Hi Filip and all,
regarding overclocking I have good
eperience with special editions of GPUs
which are overclocked already in factory
and so usually they have also improved cooling
system (e.g. they are bigger than GPUs from the basic edition
having bigger cooler).
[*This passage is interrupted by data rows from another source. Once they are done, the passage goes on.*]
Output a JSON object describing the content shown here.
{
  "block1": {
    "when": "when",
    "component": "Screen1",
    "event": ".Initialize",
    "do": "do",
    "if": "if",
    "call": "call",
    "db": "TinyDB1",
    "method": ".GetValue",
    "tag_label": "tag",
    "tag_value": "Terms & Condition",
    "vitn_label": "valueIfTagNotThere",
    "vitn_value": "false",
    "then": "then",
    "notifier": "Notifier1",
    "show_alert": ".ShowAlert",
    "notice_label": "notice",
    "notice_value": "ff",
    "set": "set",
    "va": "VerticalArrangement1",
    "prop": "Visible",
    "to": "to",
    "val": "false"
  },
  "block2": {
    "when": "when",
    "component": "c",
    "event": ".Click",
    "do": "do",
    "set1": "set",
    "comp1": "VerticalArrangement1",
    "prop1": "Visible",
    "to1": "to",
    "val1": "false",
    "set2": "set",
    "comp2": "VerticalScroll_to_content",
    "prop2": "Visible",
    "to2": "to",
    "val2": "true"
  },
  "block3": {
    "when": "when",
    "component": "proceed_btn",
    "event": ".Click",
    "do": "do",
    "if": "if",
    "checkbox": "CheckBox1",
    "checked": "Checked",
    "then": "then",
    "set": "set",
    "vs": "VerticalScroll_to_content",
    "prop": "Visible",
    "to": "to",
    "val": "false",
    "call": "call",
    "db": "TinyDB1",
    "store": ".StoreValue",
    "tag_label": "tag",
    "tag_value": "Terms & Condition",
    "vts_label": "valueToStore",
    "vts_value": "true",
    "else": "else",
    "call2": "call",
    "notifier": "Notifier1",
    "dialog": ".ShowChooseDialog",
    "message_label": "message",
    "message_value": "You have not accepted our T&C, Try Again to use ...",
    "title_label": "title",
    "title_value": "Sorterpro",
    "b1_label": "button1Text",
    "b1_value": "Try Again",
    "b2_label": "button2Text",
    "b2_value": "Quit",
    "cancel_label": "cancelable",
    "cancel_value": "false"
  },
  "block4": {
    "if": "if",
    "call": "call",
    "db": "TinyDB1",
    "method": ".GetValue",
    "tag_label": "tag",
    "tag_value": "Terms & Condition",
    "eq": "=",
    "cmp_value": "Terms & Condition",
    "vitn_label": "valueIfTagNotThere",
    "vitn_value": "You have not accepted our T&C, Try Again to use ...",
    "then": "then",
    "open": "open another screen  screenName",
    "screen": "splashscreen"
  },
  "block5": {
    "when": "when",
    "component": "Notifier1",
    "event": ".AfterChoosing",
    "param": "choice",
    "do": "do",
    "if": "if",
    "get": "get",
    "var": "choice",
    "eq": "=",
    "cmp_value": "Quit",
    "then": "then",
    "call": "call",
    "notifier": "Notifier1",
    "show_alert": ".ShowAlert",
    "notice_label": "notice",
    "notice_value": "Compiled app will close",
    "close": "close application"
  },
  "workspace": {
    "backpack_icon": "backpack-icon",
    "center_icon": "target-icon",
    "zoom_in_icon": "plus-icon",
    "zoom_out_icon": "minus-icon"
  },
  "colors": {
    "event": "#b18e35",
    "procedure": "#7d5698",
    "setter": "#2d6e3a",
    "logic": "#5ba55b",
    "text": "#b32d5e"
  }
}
Concrete types which I am using
are:
EVGA GeForce GTX680 Classified (4GB)
GIGABYTE N680OC-4GD (4GB)
MSI N580GTX Lightning Xtreme Edition ( 3GB )
I owe here some EVGA GeForce GTX680 Classified benchmarks,
I will post them in few days here just to have
comparison between basic and in factory OC GPU regarding Amber jobs.
In case of some bigger overclocking of the basic edition GPU
I would be careful here in case of long term GPU calculation jobs unless
you have really perfect and reliable cooling (e.g. liquid), but
I have no experiences here so it is just my opinion.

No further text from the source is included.